The SOSHE Founder Story: Makeup made for and designed by the next generation

Meet the brains behind SOSHE. Sahar, Junyi and Aidan, the SOSHE trinity, met by chance as participants in a startup competition as undergraduates at USC. What began as a sunny California dream, an innovative thought jumping out of Sahar’s makeup drawer, quickly became a revolution of refillable cosmetics. 

Three G-Zers from completely different worlds, Sahar, Junyi and Aidan bonded over their desire to innovate. Sahar was a curious sophomore studying Computational Neuroscience, and Junyi, a savvy business student with a background in managerial training at a beauty conglomerate. Initially, they met on another beauty-related project for which their team won the entire case competition. However, they still wrestled with the question: why does good mascara have to be wasteful? Short answer: it doesn’t. 

Rethinking the entire makeup industry does not happen overnight and the duo needed to find someone to turn their vision into reality, someone who could channel creativity outside of the box and into the perfect sustainable mascara container. 

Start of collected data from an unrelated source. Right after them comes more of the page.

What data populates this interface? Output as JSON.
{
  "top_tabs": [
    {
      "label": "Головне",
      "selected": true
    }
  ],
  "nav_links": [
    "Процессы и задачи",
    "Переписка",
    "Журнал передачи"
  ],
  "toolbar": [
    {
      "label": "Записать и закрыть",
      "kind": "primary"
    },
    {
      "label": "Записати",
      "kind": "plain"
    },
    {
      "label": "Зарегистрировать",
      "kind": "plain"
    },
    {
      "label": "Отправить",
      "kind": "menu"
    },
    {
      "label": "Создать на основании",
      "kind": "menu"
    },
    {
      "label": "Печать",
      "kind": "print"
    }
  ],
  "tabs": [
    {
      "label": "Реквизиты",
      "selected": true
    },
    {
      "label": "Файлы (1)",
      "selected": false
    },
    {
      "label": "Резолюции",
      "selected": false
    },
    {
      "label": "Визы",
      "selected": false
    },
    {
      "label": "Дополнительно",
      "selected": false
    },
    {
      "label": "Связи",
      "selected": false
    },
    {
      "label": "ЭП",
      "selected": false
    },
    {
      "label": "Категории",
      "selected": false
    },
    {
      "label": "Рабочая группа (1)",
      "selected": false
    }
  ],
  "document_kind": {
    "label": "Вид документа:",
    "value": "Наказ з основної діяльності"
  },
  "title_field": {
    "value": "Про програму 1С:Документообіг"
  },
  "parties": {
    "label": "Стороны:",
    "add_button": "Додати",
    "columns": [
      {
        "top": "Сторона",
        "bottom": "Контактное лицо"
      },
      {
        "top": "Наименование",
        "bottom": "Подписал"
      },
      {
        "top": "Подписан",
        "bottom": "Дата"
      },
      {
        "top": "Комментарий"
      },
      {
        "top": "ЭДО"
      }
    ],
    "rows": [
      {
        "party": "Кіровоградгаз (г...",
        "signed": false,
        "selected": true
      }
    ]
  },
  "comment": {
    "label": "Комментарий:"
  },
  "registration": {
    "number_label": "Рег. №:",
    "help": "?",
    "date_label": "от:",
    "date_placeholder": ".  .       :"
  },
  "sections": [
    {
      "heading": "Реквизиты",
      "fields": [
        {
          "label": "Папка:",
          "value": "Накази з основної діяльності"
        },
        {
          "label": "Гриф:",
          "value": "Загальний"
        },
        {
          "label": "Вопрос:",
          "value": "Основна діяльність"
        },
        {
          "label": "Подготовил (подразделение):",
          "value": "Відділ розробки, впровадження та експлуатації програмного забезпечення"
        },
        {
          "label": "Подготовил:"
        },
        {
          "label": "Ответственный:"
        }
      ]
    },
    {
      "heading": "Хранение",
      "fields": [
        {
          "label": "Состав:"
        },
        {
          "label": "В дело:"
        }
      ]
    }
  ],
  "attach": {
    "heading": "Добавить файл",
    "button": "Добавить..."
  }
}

In the meantime, with the true networking spirit of a business student, Junyi scheduled a coffee chat with one of his peers from the competition, whose brilliance and talent were evident from the get-go. 

About an hour into the meeting, the two were already beginning the first stages of scrappy-startup product research. 

Junyi recalls “I remember meeting Aidan in the USC Village and we had a coffee chat for like an hour. We walked straight to Target, I bought a couple Maybelline mascaras and asked him to re-make a couple of them. ‘Make this refillable.’

He did it and I knew that we were onto something.” 

From building rockets in high school to rendering and 3D-printing mascara bottles, Aidan admits that his passion is making and fixing things. When Junyi and Sahar approached him with a detailed request, he remembers thinking, “This sounds awesome because I don’t know anyone that makes it like that.” 

So why would three college grads ditch the security of corporate jobs and start from scratch in an industry with competitors whose products line the shelves of every household? 

Sahar explains, “It’s a really exciting time to be in beauty. A lot is changing. We’re seeing more leaders emerge from BIPOC and AAPI communities, as well as a number of female founders paving the way in beauty and wellness. It’s about time founders of companies represent the world we walk in. I believe the beauty industry is setting the bar for how we need to approach sustainability solutions and inclusivity in the workplace.” 

Aidan states that 2022 is the perfect time to be in beauty because “brands and manufacturers have to take a leap, doing things they’ve never done before. It's exciting to see people try to do things we’ve started years ago.” He, of course, refers to SOSHE’s G.L.A.M. Mascara that is certified plastic negative, clean, cruelty-free, petroleum-free, and paraben-free.” 

According to Junyi, who previously worked for a major cosmetic conglomerate, SOSHE is “all about taking a stronger stance on the future of sustainability. Our goal is making sustainable products that are gorgeous.

“One main takeaway from this is that all three of us have complimenting skill sets. Aidan is great at the design aspects, the more technical ones. Sahar, we really leveraged her creativity and brand aesthetic. Also, she used her sorority house and her friends as testing grounds for the development of the product, anywhere from packaging to formula, to naming to all those things. I’m the numbers side, the marketing point of view and so when you combine all three of us, that’s when we really felt like we had something that worked really well, a triad of different things. ” 

Today, it’s impossible to imagine a world where they are not working together. 

This is where our origin story ends and yours begins. Sitting pretty on your vanity counter is magic in a bottle. Where will your G.L.A.M. Mascara take you? 

Our job is to give our girl the platform …

so she is inventive, 

so she listens, 

so she collaborates, 

so she gives back, 

so she is smart, 

so she is savvy, 

so she is kind to the planet and to others.